When a Rukhshana Media journalist visited Hania’s home recently, she was in her room with its curtains shut, chewing her fingernails. Her family said Hania has secluded herself from the rest of the world, and that she has lost a lot of weight.
“She sometimes laughs and cries for no reason, and she doesn’t talk to us anymore, she doesn’t even talk to the girl next door, who was her close friend,” said Rahmat, Hania’s older brother. “And she always sits in the corner of the room and reads novels and re-reads the same book several times.”
It has been nearly one year since girls’ schools have remained closed, and it is not clear when the Taliban may reopen them.
Hundreds of thousands, and by some estimates millions of girls, are kept out of school due to the Taliban’s ban on female education. And many of these girls suffer from anxiety and depression.
A source from Kabul’s Mental Health Department said the number of women and female students who visit mental health clinics have increased significantly after the Taliban’s return to power. He didn’t provide further details.
International human rights organizations have expressed grave concerns over the Taliban’s ban on girls education, and the exclusion of women from the workforce.
“The Taliban deliberately deprive millions of women and girls of their human rights and subject them to systematic discrimination,” Agnès Callamard, Secretary General of Amnesty International said in a statement published last monnth. “If the international community does not act, women and girls in Afghanistan will be left to fend for themselves, and this will undermine human rights everywhere else.”
The Taliban’s return to power affected Hania’s entire family. Her mother, Ziagul, who worked as a cleaner in the former government and used her income to support the family, also lost her job. But the impact of not being able to go school on Hania was unbearable.
She has been taking Risperidone regularly to battle nervous breakdowns.
Despite being a single mother and unemployed, Ziagul has taken Hania to several neuropsychiatric doctors, helping her to recover from depression.
Ziagul’s husband died eight years ago, and she had been working to feed her three children until the Taliban’s return to power last year.
Masooda Nazimi, a psychotherapist in Kabul, said mental health problems are increasing among Afghans, especially women, who have been deprived of their basic rights.
“By eliminating women from society and closing schools for girls above the sixth grade, the Taliban imposed irreversible negative impacts on women,” she said. “Most of my clients suffer from mental and emotional breakdowns.”
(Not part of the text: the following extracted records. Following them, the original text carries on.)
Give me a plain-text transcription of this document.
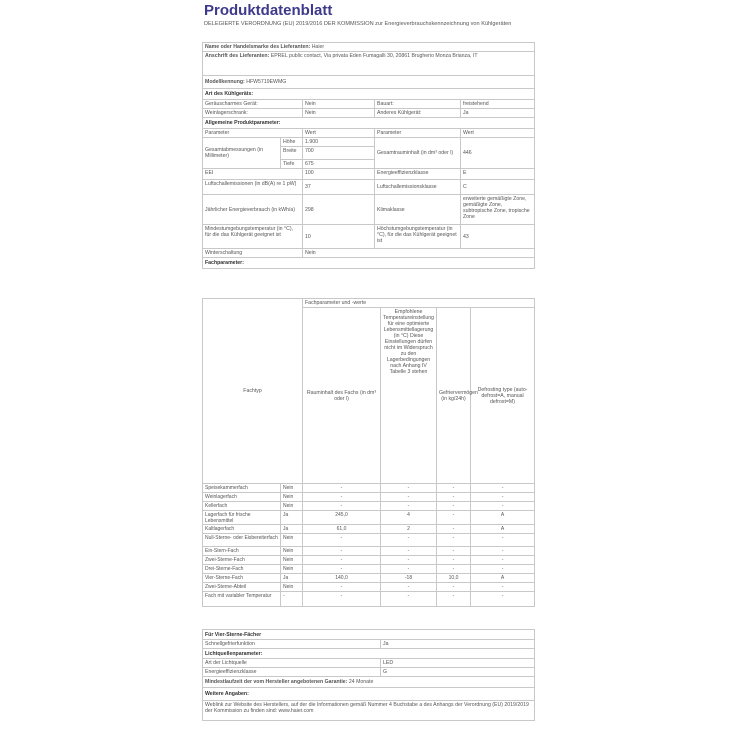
Produktdatenblatt
DELEGIERTE VERORDNUNG (EU) 2019/2016 DER KOMMISSION zur Energieverbrauchskennzeichnung von Kühlgeräten
Name oder Handelsmarke des Lieferanten: Haier				
Anschrift des Lieferanten: EPREL public contact, Via privata Eden Fumagalli 30, 20861 Brugherio Monza Brianza, IT				
Modellkennung: HFW5719EWMG				
Art des Kühlgeräts:				
Geräuscharmes Gerät:		Nein	Bauart:	freistehend
Weinlagerschrank:		Nein	Anderes Kühlgerät:	Ja
Allgemeine Produktparameter:				
Parameter		Wert	Parameter	Wert
Gesamtabmessungen (in Millimeter)	Höhe	1.900	Gesamtrauminhalt (in dm³ oder l)	446
	Breite	700		
	Tiefe	675		
EEI		100	Energieeffizienzklasse	E
Luftschallemissionen (in dB(A) re 1 pW)		37	Luftschallemissionsklasse	C
Jährlicher Energieverbrauch (in kWh/a)		298	Klimaklasse	erweiterte gemäßigte Zone, gemäßigte Zone, subtropische Zone, tropische Zone
Mindestumgebungstemperatur (in °C), für die das Kühlgerät geeignet ist		10	Höchstumgebungstemperatur (in °C), für die das Kühlgerät geeignet ist	43
Winterschaltung		Nein		
Fachparameter:				
Fachtyp		Fachparameter und -werte			
		Rauminhalt des Fachs (in dm³ oder l)	Empfohlene Temperatureinstellung für eine optimierte Lebensmittellagerung (in °C) Diese Einstellungen dürfen nicht im Widerspruch zu den Lagerbedingungen nach Anhang IV Tabelle 3 stehen	Gefriervermögen (in kg/24h)	Defrosting type (auto-defrost=A, manual defrost=M)
Speisekammerfach	Nein	-	-	-	-
Weinlagerfach	Nein	-	-	-	-
Kellerfach	Nein	-	-	-	-
Lagerfach für frische Lebensmittel	Ja	245,0	4	-	A
Kaltlagerfach	Ja	61,0	2	-	A
Null-Sterne- oder Eisbereiterfach	Nein	-	-	-	-
Ein-Stern-Fach	Nein	-	-	-	-
Zwei-Sterne-Fach	Nein	-	-	-	-
Drei-Sterne-Fach	Nein	-	-	-	-
Vier-Sterne-Fach	Ja	140,0	-18	10,0	A
Zwei-Sterne-Abteil	Nein	-	-	-	-
Fach mit variabler Temperatur	-	-	-	-	-
Für Vier-Sterne-Fächer	
Schnellgefrierfunktion	Ja
Lichtquellenparameter:	
Art der Lichtquelle	LED
Energieeffizienzklasse	G
Mindestlaufzeit der vom Hersteller angebotenen Garantie: 24 Monate	
Weitere Angaben:	
Weblink zur Website des Herstellers, auf der die Informationen gemäß Nummer 4 Buchstabe a des Anhangs der Verordnung (EU) 2019/2019 der Kommission zu finden sind: www.haier.com	
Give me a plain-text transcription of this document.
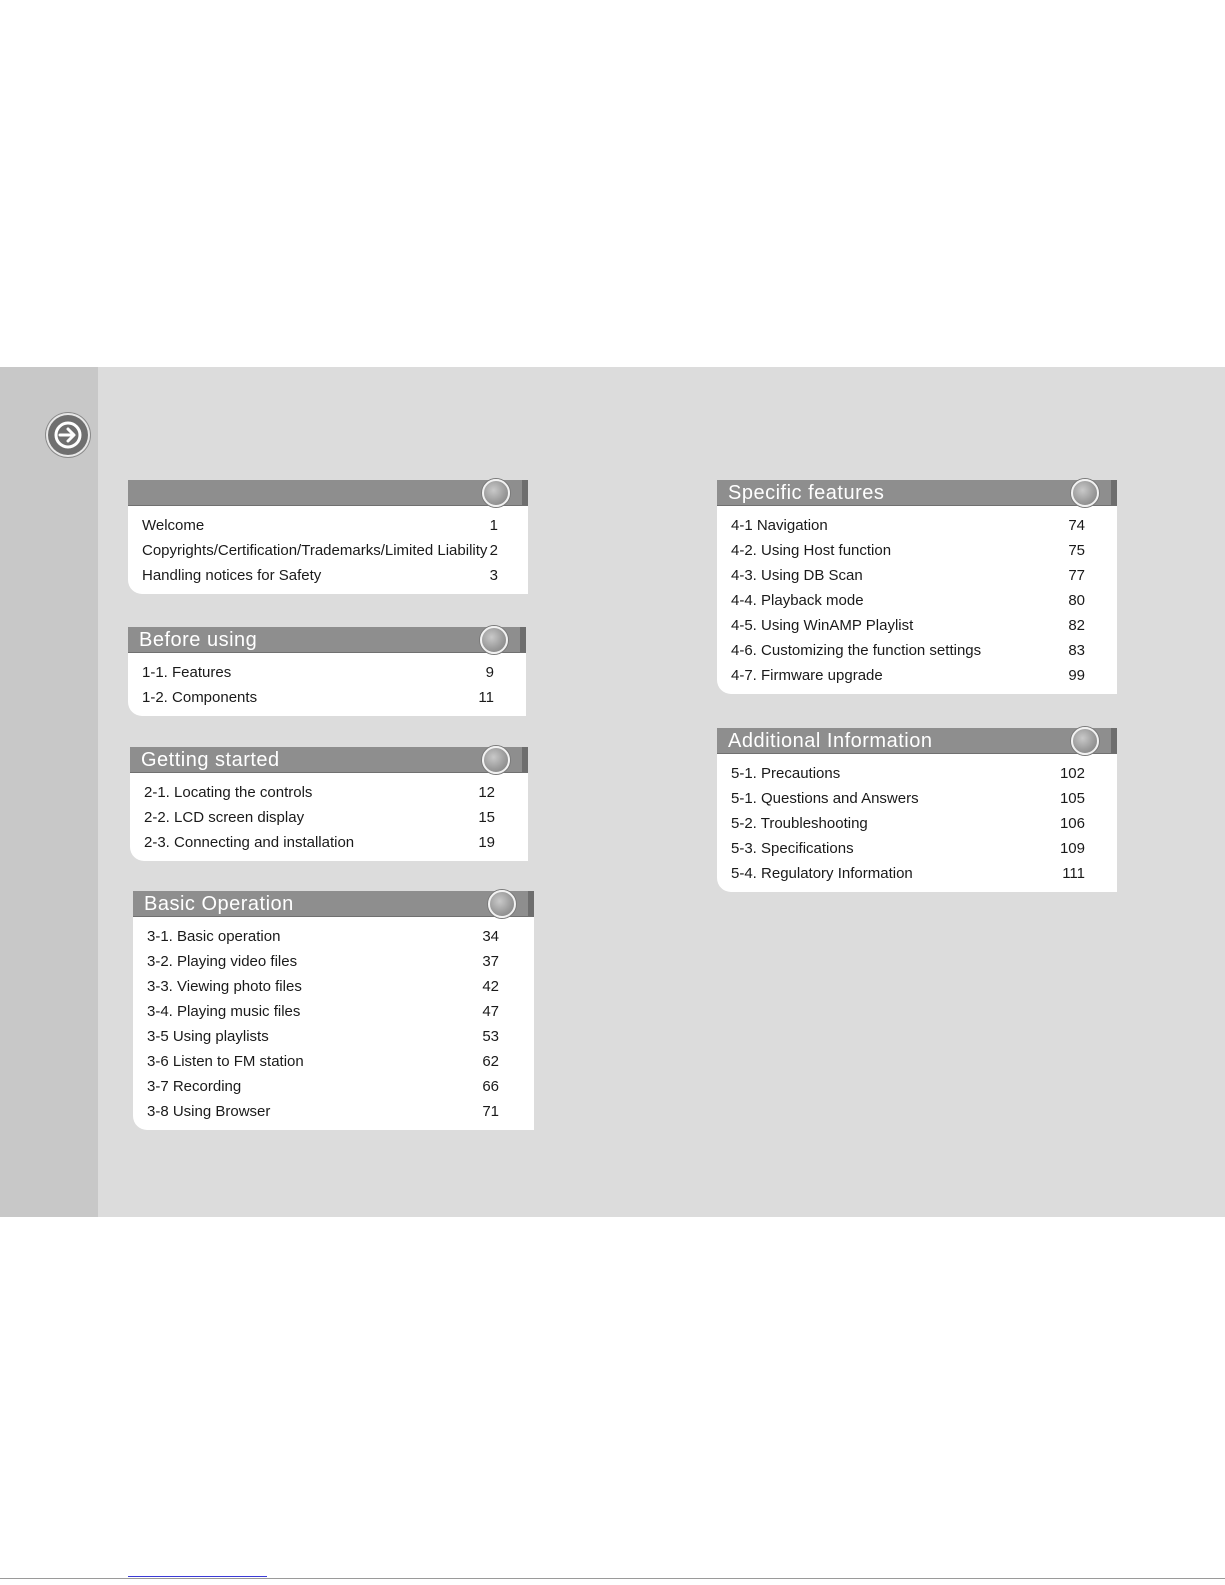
Welcome	1
Copyrights/Certification/Trademarks/Limited Liability 2
Handling notices for Safety	3
Before using
1-1. Features	9
1-2. Components	11
Getting started
2-1. Locating the controls	12
2-2. LCD screen display	15
2-3. Connecting and installation	19
Basic Operation
3-1. Basic operation	34
3-2. Playing video files	37
3-3. Viewing photo files	42
3-4. Playing music files	47
3-5 Using playlists	53
3-6 Listen to FM station	62
3-7 Recording	66
3-8 Using Browser	71
Specific features
4-1 Navigation	74
4-2. Using Host function	75
4-3. Using DB Scan	77
4-4. Playback mode	80
4-5. Using WinAMP Playlist	82
4-6. Customizing the function settings	83
4-7. Firmware upgrade	99
Additional Information
5-1. Precautions	102
5-1. Questions and Answers	105
5-2. Troubleshooting	106
5-3. Specifications	109
5-4. Regulatory Information	111
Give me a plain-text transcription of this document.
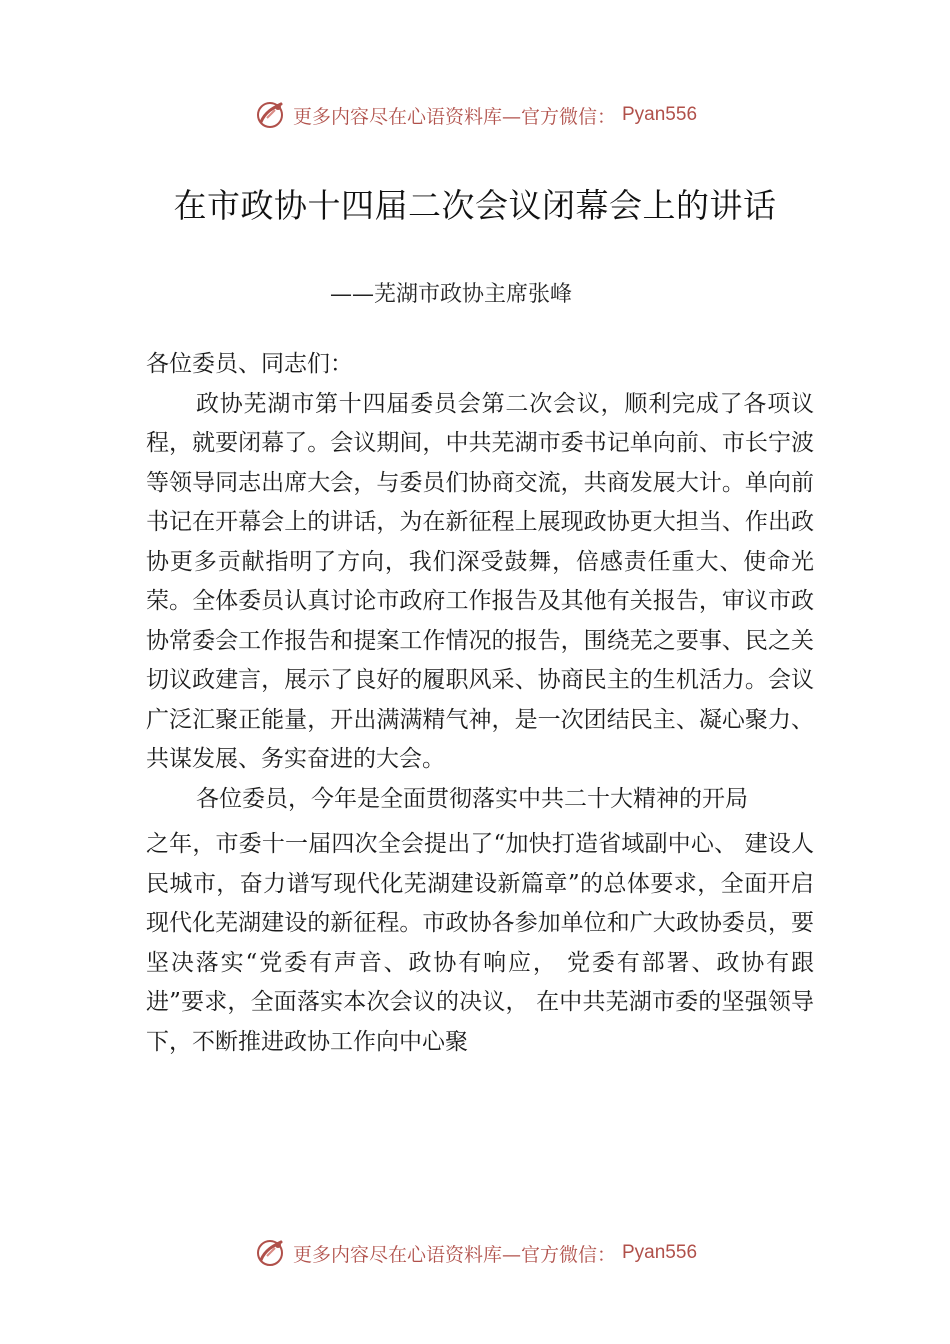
更多内容尽在心语资料库—官方微信： Pyan556
在市政协十四届二次会议闭幕会上的讲话
——芜湖市政协主席张峰

各位委员、同志们：

政协芜湖市第十四届委员会第二次会议，顺利完成了各项议程，就要闭幕了。会议期间，中共芜湖市委书记单向前、市长宁波等领导同志出席大会，与委员们协商交流，共商发展大计。单向前书记在开幕会上的讲话，为在新征程上展现政协更大担当、作出政协更多贡献指明了方向，我们深受鼓舞，倍感责任重大、使命光荣。全体委员认真讨论市政府工作报告及其他有关报告，审议市政协常委会工作报告和提案工作情况的报告，围绕芜之要事、民之关切议政建言，展示了良好的履职风采、协商民主的生机活力。会议广泛汇聚正能量，开出满满精气神，是一次团结民主、凝心聚力、共谋发展、务实奋进的大会。

各位委员，今年是全面贯彻落实中共二十大精神的开局

之年，市委十一届四次全会提出了“加快打造省域副中心、 建设人民城市，奋力谱写现代化芜湖建设新篇章”的总体要求，全面开启现代化芜湖建设的新征程。市政协各参加单位和广大政协委员，要坚决落实“党委有声音、政协有响应， 党委有部署、政协有跟进”要求，全面落实本次会议的决议， 在中共芜湖市委的坚强领导下，不断推进政协工作向中心聚

更多内容尽在心语资料库—官方微信： Pyan556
Another doctor at a mental health hospital, who spoke on the condition of anonymity, said the majority of his “patients are female school students,” who are struggling with “confusion and fear” about their future.
No one knows about the plight of schoolgirls and the mental health problems they are going through more than their family members.
“The loss of the future is not a small thing,” said Rahmat, Hania’s brother. “The Taliban should not take away the right that God and his prophet gave to women for their political interests.”